A whole length down on a rampant Australian crew, Britain’s men’s four of Tom James, Steve Williams, Peter Reed and Andy Hodge needed a final 500 that would make even the watching Steve Redgrave and Matthew Pinsent wince. Now James, Reed and Hodge have gold medals, too, and Williams is in the double club.

At the line they were a decisive three-quarters of a length and 1.28 seconds in front of the Australians, with the French another second and a half back in third. So in those closing, sun-scorched, oar-heaving 500 metres the British four had taken almost three seconds out of the Australians, an achievement that master coach Jurgen Grobler later described it as the best finish of all his crews. A high accolade, but goodness they had to earn it.

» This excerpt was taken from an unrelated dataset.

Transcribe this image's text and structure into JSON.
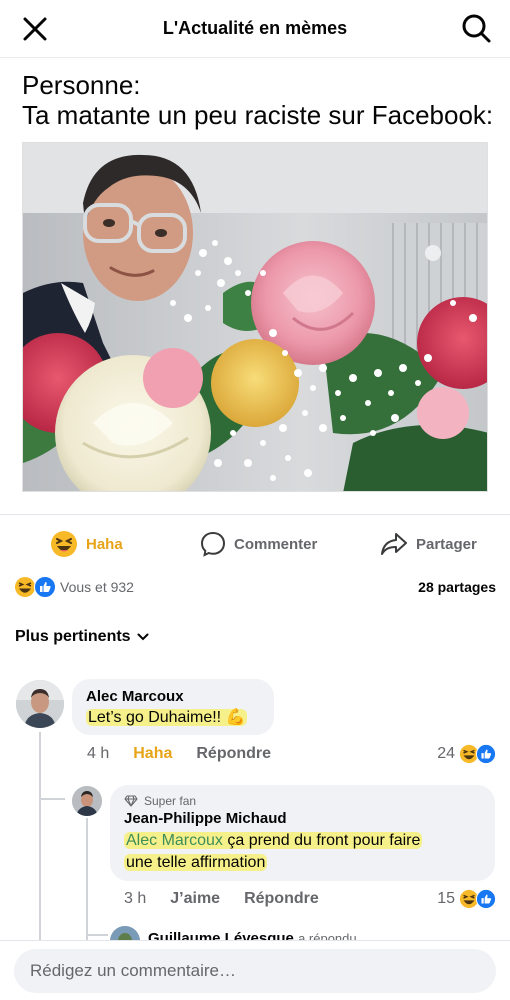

“It was a bit ugly,” said Williams who had lain back, utterly spent, into James’s lap at the finish. “The emotions are sending messages to the muscles but it becomes beyond skills. It is like flying blind, something primeval.”

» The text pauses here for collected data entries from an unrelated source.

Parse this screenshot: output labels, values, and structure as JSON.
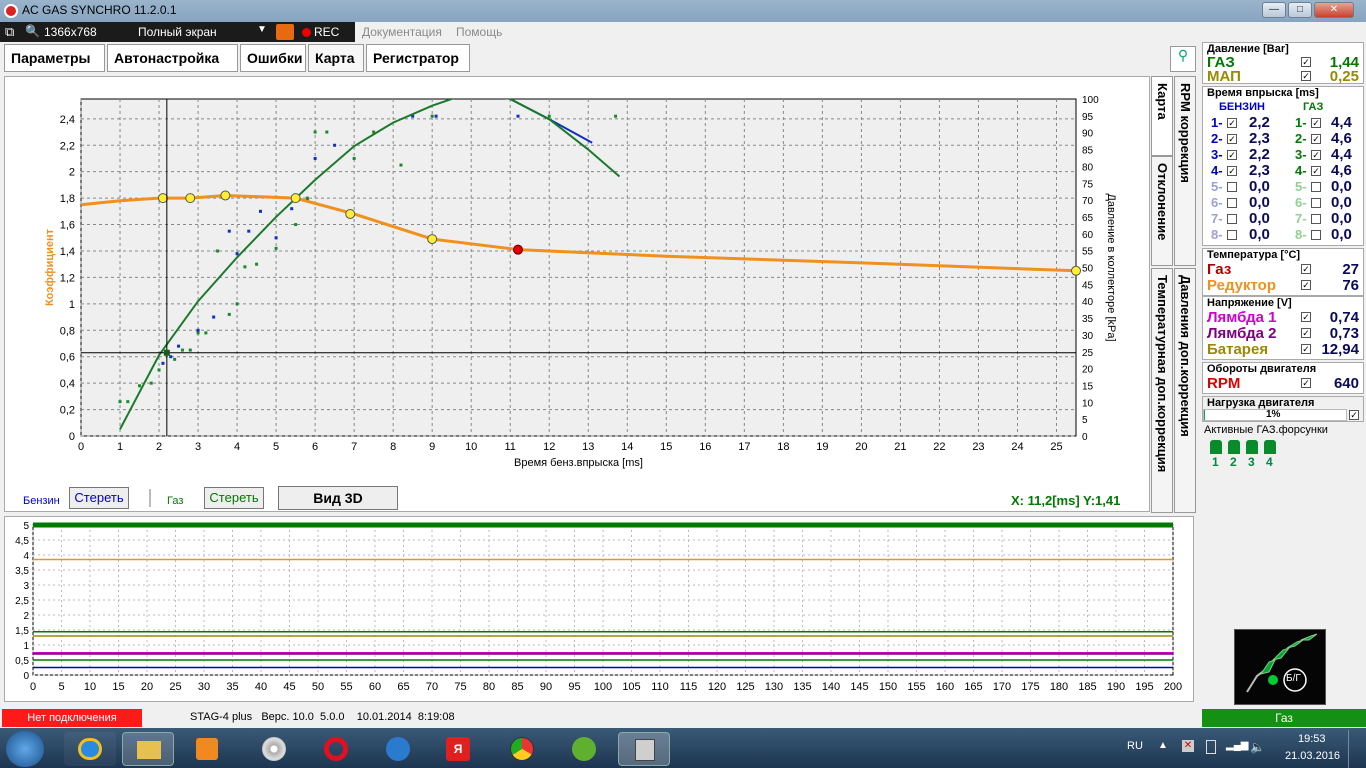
{
  "window": {
    "title": "AC GAS SYNCHRO  11.2.0.1",
    "btn_min": "—",
    "btn_max": "□",
    "btn_close": "✕"
  },
  "toolbar": {
    "resolution": "1366x768",
    "mode": "Полный экран",
    "rec": "REC"
  },
  "menu": {
    "documentation": "Документация",
    "help": "Помощь"
  },
  "tabs": [
    "Параметры",
    "Автонастройка",
    "Ошибки",
    "Карта",
    "Регистратор"
  ],
  "chart": {
    "ylabel_left": "Коэффициент",
    "ylabel_right": "Давление в коллекторе [kPa]",
    "xlabel": "Время бенз.впрыска [ms]"
  },
  "side_tabs": [
    "Карта",
    "RPM коррекция",
    "Отклонение",
    "Давления доп.коррекция",
    "Температурная доп.коррекция"
  ],
  "controls": {
    "benzin_label": "Бензин",
    "gas_label": "Газ",
    "clear1": "Стереть",
    "clear2": "Стереть",
    "view3d": "Вид 3D",
    "xy": "X: 11,2[ms] Y:1,41"
  },
  "pressure": {
    "header": "Давление [Bar]",
    "gas_label": "ГАЗ",
    "gas_value": "1,44",
    "map_label": "МАП",
    "map_value": "0,25"
  },
  "injection": {
    "header": "Время впрыска [ms]",
    "benzin": "БЕНЗИН",
    "gas": "ГАЗ",
    "rows": [
      {
        "n": "1-",
        "b": "2,2",
        "gn": "1-",
        "g": "4,4",
        "on": true
      },
      {
        "n": "2-",
        "b": "2,3",
        "gn": "2-",
        "g": "4,6",
        "on": true
      },
      {
        "n": "3-",
        "b": "2,2",
        "gn": "3-",
        "g": "4,4",
        "on": true
      },
      {
        "n": "4-",
        "b": "2,3",
        "gn": "4-",
        "g": "4,6",
        "on": true
      },
      {
        "n": "5-",
        "b": "0,0",
        "gn": "5-",
        "g": "0,0",
        "on": false
      },
      {
        "n": "6-",
        "b": "0,0",
        "gn": "6-",
        "g": "0,0",
        "on": false
      },
      {
        "n": "7-",
        "b": "0,0",
        "gn": "7-",
        "g": "0,0",
        "on": false
      },
      {
        "n": "8-",
        "b": "0,0",
        "gn": "8-",
        "g": "0,0",
        "on": false
      }
    ]
  },
  "temperature": {
    "header": "Температура [°C]",
    "gas_label": "Газ",
    "gas_value": "27",
    "red_label": "Редуктор",
    "red_value": "76"
  },
  "voltage": {
    "header": "Напряжение [V]",
    "l1_label": "Лямбда 1",
    "l1_value": "0,74",
    "l2_label": "Лямбда 2",
    "l2_value": "0,73",
    "bat_label": "Батарея",
    "bat_value": "12,94"
  },
  "rpm": {
    "header": "Обороты двигателя",
    "label": "RPM",
    "value": "640"
  },
  "load": {
    "header": "Нагрузка двигателя",
    "value": "1%"
  },
  "injectors": {
    "header": "Активные ГАЗ.форсунки",
    "labels": [
      "1",
      "2",
      "3",
      "4"
    ]
  },
  "logo": {
    "text": "Б/Г"
  },
  "status": {
    "connection": "Нет подключения",
    "device": "STAG-4 plus   Верс. 10.0  5.0.0    10.01.2014  8:19:08",
    "mode": "Газ"
  },
  "tray": {
    "lang": "RU",
    "time": "19:53",
    "date": "21.03.2016"
  },
  "colors": {
    "gas_green": "#007a00",
    "benzin_blue": "#0000c8",
    "map_olive": "#9a8a00",
    "orange": "#f0901e",
    "status_red": "#ff1a1a",
    "status_green": "#139113"
  },
  "chart_data": [
    {
      "type": "scatter",
      "xlabel": "Время бенз.впрыска [ms]",
      "ylabel": "Коэффициент",
      "y2label": "Давление в коллекторе [kPa]",
      "xlim": [
        0,
        25.5
      ],
      "ylim": [
        0,
        2.55
      ],
      "y2lim": [
        0,
        100
      ],
      "grid": true,
      "x_ticks": [
        0,
        1,
        2,
        3,
        4,
        5,
        6,
        7,
        8,
        9,
        10,
        11,
        12,
        13,
        14,
        15,
        16,
        17,
        18,
        19,
        20,
        21,
        22,
        23,
        24,
        25
      ],
      "y_ticks": [
        "0",
        "0,2",
        "0,4",
        "0,6",
        "0,8",
        "1",
        "1,2",
        "1,4",
        "1,6",
        "1,8",
        "2",
        "2,2",
        "2,4"
      ],
      "y2_ticks": [
        0,
        5,
        10,
        15,
        20,
        25,
        30,
        35,
        40,
        45,
        50,
        55,
        60,
        65,
        70,
        75,
        80,
        85,
        90,
        95,
        100
      ],
      "coefficient_curve": {
        "x": [
          0,
          1,
          2,
          2.8,
          3.7,
          5.5,
          7,
          9,
          11.2,
          15,
          20,
          25.5
        ],
        "y": [
          1.75,
          1.78,
          1.8,
          1.8,
          1.82,
          1.8,
          1.68,
          1.49,
          1.41,
          1.36,
          1.31,
          1.25
        ]
      },
      "coefficient_points": {
        "x": [
          2.1,
          2.8,
          3.7,
          5.5,
          6.9,
          9.0,
          25.5
        ],
        "y": [
          1.8,
          1.8,
          1.82,
          1.8,
          1.68,
          1.49,
          1.25
        ]
      },
      "current_point": {
        "x": 11.2,
        "y": 1.41
      },
      "gas_curve_kpa": {
        "x": [
          1,
          2,
          3,
          4,
          5,
          6,
          7,
          8,
          9,
          10,
          11,
          12,
          13,
          13.8
        ],
        "y": [
          2,
          24,
          40,
          53,
          65,
          76,
          86,
          93,
          98,
          102,
          100,
          94,
          85,
          77
        ]
      },
      "benzin_curve_kpa": {
        "x": [
          11,
          12,
          13.1
        ],
        "y": [
          100,
          94,
          87
        ]
      },
      "gas_points": {
        "x": [
          1,
          1.2,
          1.5,
          1.8,
          2,
          2.4,
          2.6,
          2.8,
          3,
          3.2,
          3.5,
          3.8,
          4,
          4.2,
          4.5,
          5,
          5.5,
          5.8,
          6,
          6.3,
          7,
          7.5,
          8.2,
          9,
          12,
          13.7
        ],
        "y": [
          0.26,
          0.26,
          0.38,
          0.4,
          0.5,
          0.58,
          0.65,
          0.65,
          0.78,
          0.78,
          1.4,
          0.92,
          1.0,
          1.28,
          1.3,
          1.42,
          1.6,
          1.8,
          2.3,
          2.3,
          2.1,
          2.3,
          2.05,
          2.42,
          2.42,
          2.42
        ]
      },
      "benzin_points": {
        "x": [
          2.1,
          2.3,
          2.5,
          3.0,
          3.4,
          3.8,
          4.0,
          4.3,
          4.6,
          5.0,
          5.4,
          5.8,
          6.0,
          6.5,
          8.5,
          9.1,
          11.2
        ],
        "y": [
          0.55,
          0.6,
          0.68,
          0.8,
          0.9,
          1.55,
          1.38,
          1.55,
          1.7,
          1.5,
          1.72,
          1.78,
          2.1,
          2.2,
          2.42,
          2.42,
          2.42
        ]
      },
      "cursor": {
        "x": 2.2,
        "y": 0.63
      }
    },
    {
      "type": "line",
      "xlim": [
        0,
        200
      ],
      "ylim": [
        0,
        5
      ],
      "x_ticks": [
        0,
        5,
        10,
        15,
        20,
        25,
        30,
        35,
        40,
        45,
        50,
        55,
        60,
        65,
        70,
        75,
        80,
        85,
        90,
        95,
        100,
        105,
        110,
        115,
        120,
        125,
        130,
        135,
        140,
        145,
        150,
        155,
        160,
        165,
        170,
        175,
        180,
        185,
        190,
        195,
        200
      ],
      "y_ticks": [
        "0",
        "0,5",
        "1",
        "1,5",
        "2",
        "2,5",
        "3",
        "3,5",
        "4",
        "4,5",
        "5"
      ],
      "series": [
        {
          "color": "#f0901e",
          "value": 3.85
        },
        {
          "color": "#007a00",
          "value": 1.44
        },
        {
          "color": "#9a8a00",
          "value": 1.3
        },
        {
          "color": "#d000d0",
          "value": 0.74
        },
        {
          "color": "#800080",
          "value": 0.7
        },
        {
          "color": "#007a00",
          "value": 0.5
        },
        {
          "color": "#0000c8",
          "value": 0.25
        },
        {
          "color": "#007a00",
          "value": 5.0
        }
      ]
    }
  ]
}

To follow where Redgrave, Pinsent, and James Cracknell have been and make this a third consecutive Olympic gold for Britain’s four was always going to be a tall order and all of this crew confessed to serious nerves before the start. “One moment I was calm and back in Caversham,” said Hodge. “The next it was panic. Some of it was horrible.”

For spectators, the opening quarter of this straight, wide 2000 metre course was reasonably worry-free. GB, who had been the most impressive of all the semi-finalists, began well enough from their number four berth, going through the first 500 only 0.2 seconds behind the Australians. But grandstands, particularly specially designed new ones, are easy places for expectation. On the lake the Australians were extending things. At the 1,000 metre mark GB were more than a full second adrift and the Slovenians had edged them back into third.

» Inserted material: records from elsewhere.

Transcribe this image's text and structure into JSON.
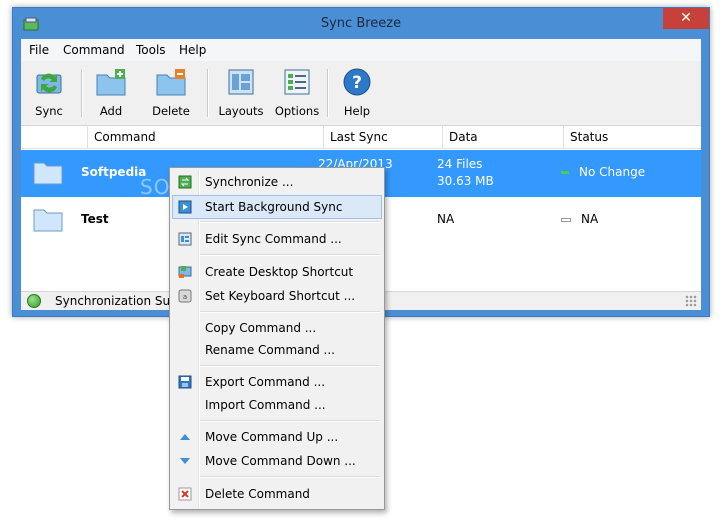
{
  "window": {
    "title": "Sync Breeze",
    "close": "✕"
  },
  "menubar": {
    "items": [
      "File",
      "Command",
      "Tools",
      "Help"
    ]
  },
  "toolbar": {
    "buttons": [
      "Sync",
      "Add",
      "Delete",
      "Layouts",
      "Options",
      "Help"
    ]
  },
  "list": {
    "columns": [
      "Command",
      "Last Sync",
      "Data",
      "Status"
    ],
    "rows": [
      {
        "name": "Softpedia",
        "last_sync": "22/Apr/2013",
        "data": "24 Files",
        "data2": "30.63 MB",
        "status": "No Change",
        "status_color": "#49d04a"
      },
      {
        "name": "Test",
        "last_sync": "",
        "data": "NA",
        "data2": "",
        "status": "NA",
        "status_color": "#b0b0b0"
      }
    ]
  },
  "statusbar": {
    "text": "Synchronization Successful"
  },
  "watermark": "SOFTPEDIA",
  "context_menu": {
    "items": [
      "Synchronize ...",
      "Start Background Sync",
      "Edit Sync Command ...",
      "Create Desktop Shortcut",
      "Set Keyboard Shortcut ...",
      "Copy Command ...",
      "Rename Command ...",
      "Export Command ...",
      "Import Command ...",
      "Move Command Up ...",
      "Move Command Down ...",
      "Delete Command"
    ]
  },
  "colors": {
    "titlebar": "#4a8fd6",
    "selection": "#3399ff",
    "close": "#c7413a"
  }
}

Then in the third quarter it had got worse – a full length behind the Australians and a growing concern that this was not to be, that the much-interrupted preparation which had seen the British four finally come together only six weeks ago, might be showing up, that history was too heavy a load.

“At 500 I could see the stern of the Australian boat,” said Hodge. “I knew that we had to keep our heads and bring out the final gear but it shocked the hell out of me. I remember really vividly thinking with 250 metres to go that we might not get this, then I thought ‘actually I want that medal’. I will die happy now.”

Watching a rowing finish when your boat is closing is a strangely agonising experience as the craft move comparatively slowly despite all the efforts being spent. But when you realize that your crew have the momentum, the belief and joy rise to the most thrilling crescendo. We could see that GB had the bite on the Australians. They began to close. They drew level. You looked for the line and, quite gloriously, you realised they were going to make it. Then they were through and the swinging animal of the boat was suddenly just four broken men slumped on the water line.

“We really paid for that with our souls,” said Williams afterwards. “Athens was an epic journey but this has topped it. All of us have had back injuries in the past 12 months and there have been many low moments, but if anything it has pulled the four of us together. That and Jurgen’s belief in us. He has been the most massive inspiration and last night said ‘there is no magic speech, the magic is what you have done in these last four years’.”

The man who masterminded Redgrave and Pinsent in the glory years looked on with a smile of satisfaction. “In those last 100 metres,” he said, the German still strong in his voice despite all those years in Henley, “there has to be a huge brain still sending a signal and not letting things go even if it is going into darkness.”

For Grobler, there was another happiness. “Everyone asked what would happen after we lost the great heroes, [Redgrave and Pinsent] whether this would be the end of men’s rowing. Today showed that it isn’t.”